Builders on Solana have a new set of tools to customize the behavior and economics of on-chain assets, the Solana Foundation announced on Wednesday.
The tools are token extensions, an upgrade of the Solana network’s long-standing token standard, SPL, which has dictated how tokens operate within the ecosystem.
The token extensions are built into the core protocol level so that developers and enterprises can more easily meet compliance obligations by having the capability to add new options and features to both fungible and non-fungible tokens, that “in some cases were previously not possible on public blockchains,” according to the technical paper.
These extensions allow users to transact without revealing the amount transferred using zero-knowledge proofs, charge an automatic fee on each token transfer, incorporate metadata natively into tokens and call specific logic programs when a token is transferred, among other features. The extensions also can be mixed and matched.

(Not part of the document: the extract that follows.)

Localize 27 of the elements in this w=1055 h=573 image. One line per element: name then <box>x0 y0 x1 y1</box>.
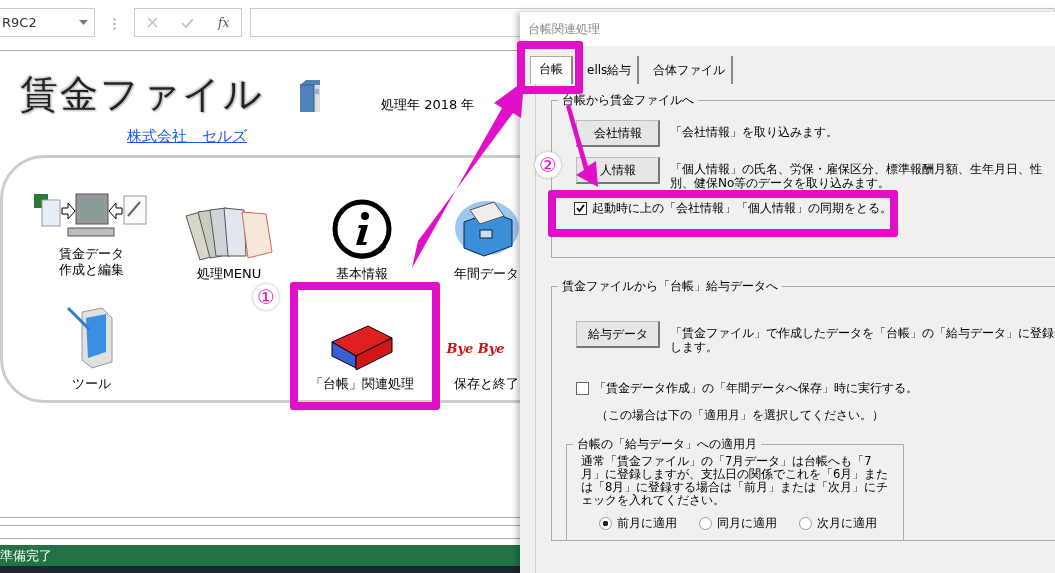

Kyle Samani, co-founder and managing partner at crypto investment firm Multicoin Capital, wrote in an X post on Jan. 22, “The importance of @Solana’s upcoming token extensions cannot be overstated for helping Wall Street move from TradFi plumbing to crypto plumbing.”
Cryptocurrency brokerage firm Paxos and GMO Trust, an internet infrastructure firm based in Tokyo, are already using the token extensions to issue stablecoins on Solana, according to the Solana Foundation press release. Yesterday, GMO Trust announced the launch of GYEN, its regulated Japanese yen stablecoin, and ZUSD, its U.S. dollar stablecoin, on the Solana network.
The price of SOL, the native token for the Solana blockchain, increased 5.1% in the past 24 hours to $86.97, data from CoinGecko shows.